Re-reading Wideman’s “Writing to Save a Life” in an era of racist violence
By RA Washington
These days, I keep coming back to the same sentence: “This text will not become the Emmett Till fiction I believed I was working on.” It’s from Writing to Save a Life, by the Pittsburgh writer John Edgar Wideman, published in 2016. A novelist wrestling with an idea for a novel, only to realize that the truth, and its utter invisibility, is ultimately stranger than fiction. For the facts outstrip the artful retelling. Wideman has always sliced his way through genre, etching nuance and troubling what we have come to regard as form. His work has always been a challenge to this country’s monolithic brush, its brutal erasure of the Black body, of the individual memory that now has been stitched into a collective memory.
We live in a time when the Black body mourns, when our eyes have seen so many images, beginning with the horrific and brave political gesture of Mamie Till’s unveiling of her son’s brutalized face, in the pages of Jet Magazine, for the world to see, and ending—but of course not really ending—with eight minutes of a police officer’s knee on the neck of George Floyd. We proclaim “martyr,” for this is all one can do, in the habitual pattern of Black murder.
The horror is always present and yet America has become so desensitized, so bombarded with how brutal it is for us with Black skin that it takes these clarifying shock moments, often documented in the most brutal of mediums, for the country to look around and deal with its addiction to “whiteness”.

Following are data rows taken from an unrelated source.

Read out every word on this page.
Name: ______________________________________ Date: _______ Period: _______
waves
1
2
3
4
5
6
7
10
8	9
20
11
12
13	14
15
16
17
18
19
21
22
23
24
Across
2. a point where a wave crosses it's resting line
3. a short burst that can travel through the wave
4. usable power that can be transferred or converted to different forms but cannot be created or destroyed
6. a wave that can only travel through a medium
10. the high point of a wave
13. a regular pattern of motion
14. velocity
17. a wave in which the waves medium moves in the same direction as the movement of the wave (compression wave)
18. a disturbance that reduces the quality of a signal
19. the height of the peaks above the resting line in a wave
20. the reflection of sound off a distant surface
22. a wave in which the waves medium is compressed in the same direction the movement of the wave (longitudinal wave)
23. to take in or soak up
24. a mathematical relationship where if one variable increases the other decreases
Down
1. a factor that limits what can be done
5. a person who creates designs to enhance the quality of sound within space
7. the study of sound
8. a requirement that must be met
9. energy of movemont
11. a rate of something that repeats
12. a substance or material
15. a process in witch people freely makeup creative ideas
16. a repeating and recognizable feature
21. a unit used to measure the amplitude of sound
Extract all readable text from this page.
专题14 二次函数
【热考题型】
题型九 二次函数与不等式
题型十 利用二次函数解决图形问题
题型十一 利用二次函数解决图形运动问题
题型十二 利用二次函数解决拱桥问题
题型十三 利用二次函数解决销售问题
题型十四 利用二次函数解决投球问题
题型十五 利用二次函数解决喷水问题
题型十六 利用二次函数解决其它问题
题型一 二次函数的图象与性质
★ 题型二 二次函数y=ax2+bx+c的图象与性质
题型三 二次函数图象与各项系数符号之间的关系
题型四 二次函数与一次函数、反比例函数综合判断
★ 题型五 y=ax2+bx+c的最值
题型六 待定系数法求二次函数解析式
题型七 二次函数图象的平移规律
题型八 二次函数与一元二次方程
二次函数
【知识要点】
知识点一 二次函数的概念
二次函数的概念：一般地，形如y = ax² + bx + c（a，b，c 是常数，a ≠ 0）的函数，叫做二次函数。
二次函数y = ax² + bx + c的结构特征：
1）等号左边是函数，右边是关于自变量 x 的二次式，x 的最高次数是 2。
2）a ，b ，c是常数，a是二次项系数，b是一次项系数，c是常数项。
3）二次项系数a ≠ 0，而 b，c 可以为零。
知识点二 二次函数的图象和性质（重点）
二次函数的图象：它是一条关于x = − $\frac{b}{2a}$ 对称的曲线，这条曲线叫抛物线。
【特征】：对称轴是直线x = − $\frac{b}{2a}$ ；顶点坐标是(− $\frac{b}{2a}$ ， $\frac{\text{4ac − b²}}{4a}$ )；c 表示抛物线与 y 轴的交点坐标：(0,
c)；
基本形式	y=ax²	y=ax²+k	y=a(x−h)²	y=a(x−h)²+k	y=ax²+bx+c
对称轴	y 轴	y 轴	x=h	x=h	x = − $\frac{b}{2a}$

Writing to Save a Life is about Blackness, about racist terror, about sons and fathers and grandfathers. It is also about Emmett Till and his father, Louis Till. You see, ten years before Emmett Till was murdered, Louis, a soldier during the second World War, was executed in Italy by the U.S. Army for committing rape and murder. While the entire world knows of Emmett’s lynching, very few know of Louis’s own death by hanging.
This text will not become the Emmett Till fiction I believed I was working on.
Wideman’s work has always exhibited a blurring of genre, often moving from searing polemics, to flights of fiction in the same sentence. His moral compass is matched only by his technical brilliance. He begins Writing To Save A Life by reminiscing about his own maternal grandfather, John French, and a moment with Wideman as a young boy, riding on his grandfather’s broad shoulders listening to the stories, rhymes and silences of his mother’s father as they walked the streets of Homewood, Pennsylvania.
I have never forgotten how peaceful the world looked from up there. How one day while I rode on my grandfather’s shoulders, my hands, knees careful not to tip his wide brimmed brown hat, we passed Clement, a smallish man who swept out Henderson’s Barbershop…
In this story, Wideman describes his grandfather calling out to Clement, who is also Black and the man, not sure who called his name, turned, his face at a pitch of agony and sorrow that the young Wideman never forgot. He—Wideman—connects this bit of veiled nostalgia to an event nine years later, when, at fourteen, he sees the Till photographs in Jet, and the images sear into every fiber, sinew of his being.
This book, then, is partly about Black grief, and how ghosts swirl among the caskets, among song. The personal memory acts as the jump off toward an investigation into how memory plays its cruel hand, and how sons are often visited by their father’s scars in the tiny cuts that make up Black manhood. How this country ties the noose of monolith around Black necks and releases the galley door.
They say Emmett bad Mama, say that’s why he’s dead. Bad like his bad daddy, like father like son they said and I need someone to talk to, someone to hold my hand.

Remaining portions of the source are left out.